Q: My dentist told me that poor dental/oral health can increase the risk for Alzheimer’s. Is this just an urban legend to generate more dentistry business?

A: Not at all!   Your dentist keeps up with the medical news.  The link between poor oral health and cardio-vascular disease is long established.  More recently researchers are exploring the so-called gut-brain axis.  By now we all know that the tube that runs from our mouth to our rectum is chock full of bugs.  Hold on now, don’t we have way better dental care than our ancestors, and wasn’t there less dementia back then?  Well, yes but we are living longer (and have better ability to diagnose neurological degeneration) and we also have a lot of microflora-disrupting stuff posing as “food” that is marketed to go down the hatch.  I don’t want to sound judgmental, but it never fails to shock me walking into a super-store and see the aisles upon aisles of fluffed up GMO-laced corn-carbs with artificial flavorings.  Protect your brain!  Don’t walk down these aisles.

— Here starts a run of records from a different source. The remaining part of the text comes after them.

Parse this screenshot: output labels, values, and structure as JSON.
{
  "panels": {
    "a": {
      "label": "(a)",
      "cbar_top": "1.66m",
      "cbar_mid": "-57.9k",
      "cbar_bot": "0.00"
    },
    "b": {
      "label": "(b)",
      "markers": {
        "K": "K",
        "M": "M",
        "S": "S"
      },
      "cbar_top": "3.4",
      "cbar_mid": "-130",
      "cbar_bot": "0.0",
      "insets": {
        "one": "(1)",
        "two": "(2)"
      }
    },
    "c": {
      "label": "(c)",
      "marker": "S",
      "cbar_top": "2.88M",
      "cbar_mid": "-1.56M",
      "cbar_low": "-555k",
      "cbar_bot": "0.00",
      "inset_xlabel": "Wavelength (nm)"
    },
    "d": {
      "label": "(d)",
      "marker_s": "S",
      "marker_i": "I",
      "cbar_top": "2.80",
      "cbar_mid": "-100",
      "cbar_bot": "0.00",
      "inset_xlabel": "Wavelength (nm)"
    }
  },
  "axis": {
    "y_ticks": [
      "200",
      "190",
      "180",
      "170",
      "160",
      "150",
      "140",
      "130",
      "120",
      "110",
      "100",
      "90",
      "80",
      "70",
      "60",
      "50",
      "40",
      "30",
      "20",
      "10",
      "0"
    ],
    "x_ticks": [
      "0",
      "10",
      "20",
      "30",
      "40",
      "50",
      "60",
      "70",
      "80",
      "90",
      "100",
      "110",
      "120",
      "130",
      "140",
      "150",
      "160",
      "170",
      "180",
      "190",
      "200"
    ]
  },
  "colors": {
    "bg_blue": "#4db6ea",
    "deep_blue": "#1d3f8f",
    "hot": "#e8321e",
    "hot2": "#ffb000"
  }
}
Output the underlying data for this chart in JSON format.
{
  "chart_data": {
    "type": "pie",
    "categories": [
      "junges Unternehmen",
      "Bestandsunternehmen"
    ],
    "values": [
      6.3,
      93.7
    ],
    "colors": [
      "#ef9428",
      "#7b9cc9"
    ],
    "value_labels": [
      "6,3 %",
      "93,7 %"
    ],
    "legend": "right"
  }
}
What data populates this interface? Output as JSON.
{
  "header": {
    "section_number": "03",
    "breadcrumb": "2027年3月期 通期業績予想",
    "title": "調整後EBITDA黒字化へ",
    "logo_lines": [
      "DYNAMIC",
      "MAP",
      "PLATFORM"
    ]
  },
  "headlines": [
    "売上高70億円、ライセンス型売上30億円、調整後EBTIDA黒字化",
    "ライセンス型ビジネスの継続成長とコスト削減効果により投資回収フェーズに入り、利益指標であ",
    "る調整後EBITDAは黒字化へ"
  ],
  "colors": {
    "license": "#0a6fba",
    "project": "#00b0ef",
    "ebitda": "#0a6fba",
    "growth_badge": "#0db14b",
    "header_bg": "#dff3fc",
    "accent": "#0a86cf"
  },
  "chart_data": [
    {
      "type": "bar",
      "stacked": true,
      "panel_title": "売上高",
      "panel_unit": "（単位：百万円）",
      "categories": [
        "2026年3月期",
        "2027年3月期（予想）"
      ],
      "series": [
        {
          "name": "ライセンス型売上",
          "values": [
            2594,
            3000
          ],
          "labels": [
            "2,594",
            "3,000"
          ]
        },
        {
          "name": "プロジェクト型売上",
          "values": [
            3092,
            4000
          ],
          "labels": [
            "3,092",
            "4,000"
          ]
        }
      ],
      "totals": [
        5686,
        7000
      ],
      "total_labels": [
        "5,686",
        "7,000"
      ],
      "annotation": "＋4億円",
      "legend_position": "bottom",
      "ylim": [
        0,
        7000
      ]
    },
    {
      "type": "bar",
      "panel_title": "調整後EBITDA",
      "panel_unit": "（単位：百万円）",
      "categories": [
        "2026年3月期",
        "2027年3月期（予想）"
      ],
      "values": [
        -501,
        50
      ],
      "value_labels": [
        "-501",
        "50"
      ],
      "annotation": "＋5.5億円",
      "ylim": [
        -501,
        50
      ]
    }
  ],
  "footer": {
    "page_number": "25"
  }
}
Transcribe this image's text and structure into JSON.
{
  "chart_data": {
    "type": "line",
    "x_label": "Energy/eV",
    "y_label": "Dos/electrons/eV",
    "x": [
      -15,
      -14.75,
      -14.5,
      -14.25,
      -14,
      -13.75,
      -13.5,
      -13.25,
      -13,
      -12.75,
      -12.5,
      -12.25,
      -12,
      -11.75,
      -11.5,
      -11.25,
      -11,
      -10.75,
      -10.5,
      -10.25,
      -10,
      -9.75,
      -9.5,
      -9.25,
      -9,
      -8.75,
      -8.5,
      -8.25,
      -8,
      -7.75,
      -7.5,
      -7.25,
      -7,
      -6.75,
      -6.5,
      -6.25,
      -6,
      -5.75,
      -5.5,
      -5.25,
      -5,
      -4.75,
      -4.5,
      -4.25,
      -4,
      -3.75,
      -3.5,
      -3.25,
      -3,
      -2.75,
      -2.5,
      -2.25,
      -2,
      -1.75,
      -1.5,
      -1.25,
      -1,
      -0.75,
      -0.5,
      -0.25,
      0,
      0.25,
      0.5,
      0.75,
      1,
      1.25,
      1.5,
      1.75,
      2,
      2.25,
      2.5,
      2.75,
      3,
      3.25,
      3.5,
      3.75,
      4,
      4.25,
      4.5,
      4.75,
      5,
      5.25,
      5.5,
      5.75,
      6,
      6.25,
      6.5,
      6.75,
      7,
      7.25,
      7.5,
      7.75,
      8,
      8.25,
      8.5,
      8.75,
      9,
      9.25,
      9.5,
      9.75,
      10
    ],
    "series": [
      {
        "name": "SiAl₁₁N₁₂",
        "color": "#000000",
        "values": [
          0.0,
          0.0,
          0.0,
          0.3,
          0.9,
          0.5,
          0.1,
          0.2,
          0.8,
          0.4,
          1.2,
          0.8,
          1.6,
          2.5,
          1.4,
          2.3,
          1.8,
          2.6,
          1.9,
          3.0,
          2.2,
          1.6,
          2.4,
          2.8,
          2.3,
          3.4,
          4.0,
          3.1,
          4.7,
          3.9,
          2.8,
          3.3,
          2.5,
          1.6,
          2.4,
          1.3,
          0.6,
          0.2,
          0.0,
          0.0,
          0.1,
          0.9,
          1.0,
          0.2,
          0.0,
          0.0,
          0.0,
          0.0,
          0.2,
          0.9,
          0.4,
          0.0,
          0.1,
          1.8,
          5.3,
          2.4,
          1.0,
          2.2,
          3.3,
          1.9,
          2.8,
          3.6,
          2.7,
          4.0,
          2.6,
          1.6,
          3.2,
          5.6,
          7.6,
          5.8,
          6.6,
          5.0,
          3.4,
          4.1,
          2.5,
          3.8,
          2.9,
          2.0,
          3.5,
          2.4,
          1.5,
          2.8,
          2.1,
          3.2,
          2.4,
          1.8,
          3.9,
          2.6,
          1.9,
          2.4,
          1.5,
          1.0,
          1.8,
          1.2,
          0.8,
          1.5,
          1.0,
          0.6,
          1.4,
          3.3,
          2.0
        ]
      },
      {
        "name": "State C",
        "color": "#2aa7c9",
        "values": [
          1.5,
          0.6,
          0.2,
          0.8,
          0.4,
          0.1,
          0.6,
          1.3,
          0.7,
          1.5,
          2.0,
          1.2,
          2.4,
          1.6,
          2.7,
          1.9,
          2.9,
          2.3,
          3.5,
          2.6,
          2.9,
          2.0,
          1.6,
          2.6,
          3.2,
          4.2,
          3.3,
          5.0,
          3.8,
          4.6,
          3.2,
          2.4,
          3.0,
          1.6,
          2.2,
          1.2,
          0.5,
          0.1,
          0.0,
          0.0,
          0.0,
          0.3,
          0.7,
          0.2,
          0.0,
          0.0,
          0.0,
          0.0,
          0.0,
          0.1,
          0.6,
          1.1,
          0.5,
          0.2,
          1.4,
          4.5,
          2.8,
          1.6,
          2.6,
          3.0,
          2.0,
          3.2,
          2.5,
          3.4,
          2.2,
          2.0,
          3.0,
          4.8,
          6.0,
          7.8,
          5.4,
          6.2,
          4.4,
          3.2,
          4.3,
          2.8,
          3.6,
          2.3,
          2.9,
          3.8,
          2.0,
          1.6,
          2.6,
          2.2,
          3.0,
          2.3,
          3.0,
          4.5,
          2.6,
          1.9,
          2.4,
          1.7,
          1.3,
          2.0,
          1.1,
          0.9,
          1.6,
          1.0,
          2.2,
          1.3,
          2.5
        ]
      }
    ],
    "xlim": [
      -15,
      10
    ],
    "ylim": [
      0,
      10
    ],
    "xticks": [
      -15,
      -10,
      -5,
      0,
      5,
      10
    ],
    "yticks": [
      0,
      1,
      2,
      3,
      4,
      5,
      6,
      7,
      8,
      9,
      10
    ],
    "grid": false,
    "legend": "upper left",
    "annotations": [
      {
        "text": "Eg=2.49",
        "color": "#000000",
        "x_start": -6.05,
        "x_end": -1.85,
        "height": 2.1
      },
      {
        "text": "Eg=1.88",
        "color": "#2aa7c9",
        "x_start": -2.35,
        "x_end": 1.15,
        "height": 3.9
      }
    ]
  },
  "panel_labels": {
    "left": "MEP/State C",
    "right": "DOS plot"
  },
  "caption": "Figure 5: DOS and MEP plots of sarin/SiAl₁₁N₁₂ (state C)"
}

The several areas in the mouth (throat, tongue, gums, tooth surfaces) each function according to their different environmental conditions and location. The throat and tongue surface cells are constantly shedding, creating a complex environment that bacteria must adapt to in order to form a functional “community” which protects these sub-environments. The throat, tongue, and tooth enamel constantly deal with saliva being washed over the surface, but the gingival crevices and crypts are protected. However, even with the differences these areas all share some similarities. The mucosa covered surfaces are prime targets for bacteria to adhere, so bacteria are found on the throat, tongue, teeth, and gums no matter how healthy someone tries to be. Some of the common genuses of bacteria throughout the mouth are Streptococci, Neisseria, Fusobacterium, Prevotella, and other anaerobic bacteria. Recent research has shown that Parkinson’s patients are low in Prevotella bugs in their mouth and gut, and this is part of why PD patients can’t form an adequate quantity of dopamine. The good bugs that reside throughout our bodies work in many ways; largely by helping to digest nutrients so they can be absorbed, and also by helping to form enzymes and neurotransmitters.  That’s right.  Our good bugs are like tiny robots that help power the manufacture of adrenaline, cortisol, serotonin, GABA, etc.  The mouth is subjected to constant environmental changes, and any disturbance to the conditions of the mouth lead to changes in the microflora. When conditions are disrupted, and the helpful bacteria are outnumbered by pathogenic bacteria, diseases, both local and systemic, can occur.  Some of the same bacteria that cause bad breath on the tongue will cause periodontal disease between the gum and the tooth surface. Although each sub-niche is different rules, their collective actions and inhabitants affect the whole mouth community and is one of the most widely researched areas of the human body to understand microflora.

Bottom line: brush and floss your teeth twice daily. If your teeth are irregularly spaced, also consider water-piking.  Always rinse your mouth out right after eating anything, even a little tiny snack.  Eat lively foods (pickles, yogurt, Kimchee) and raw foods daily.  Go easy on animal products, or go vegan.  Check it out.  You might feel even better!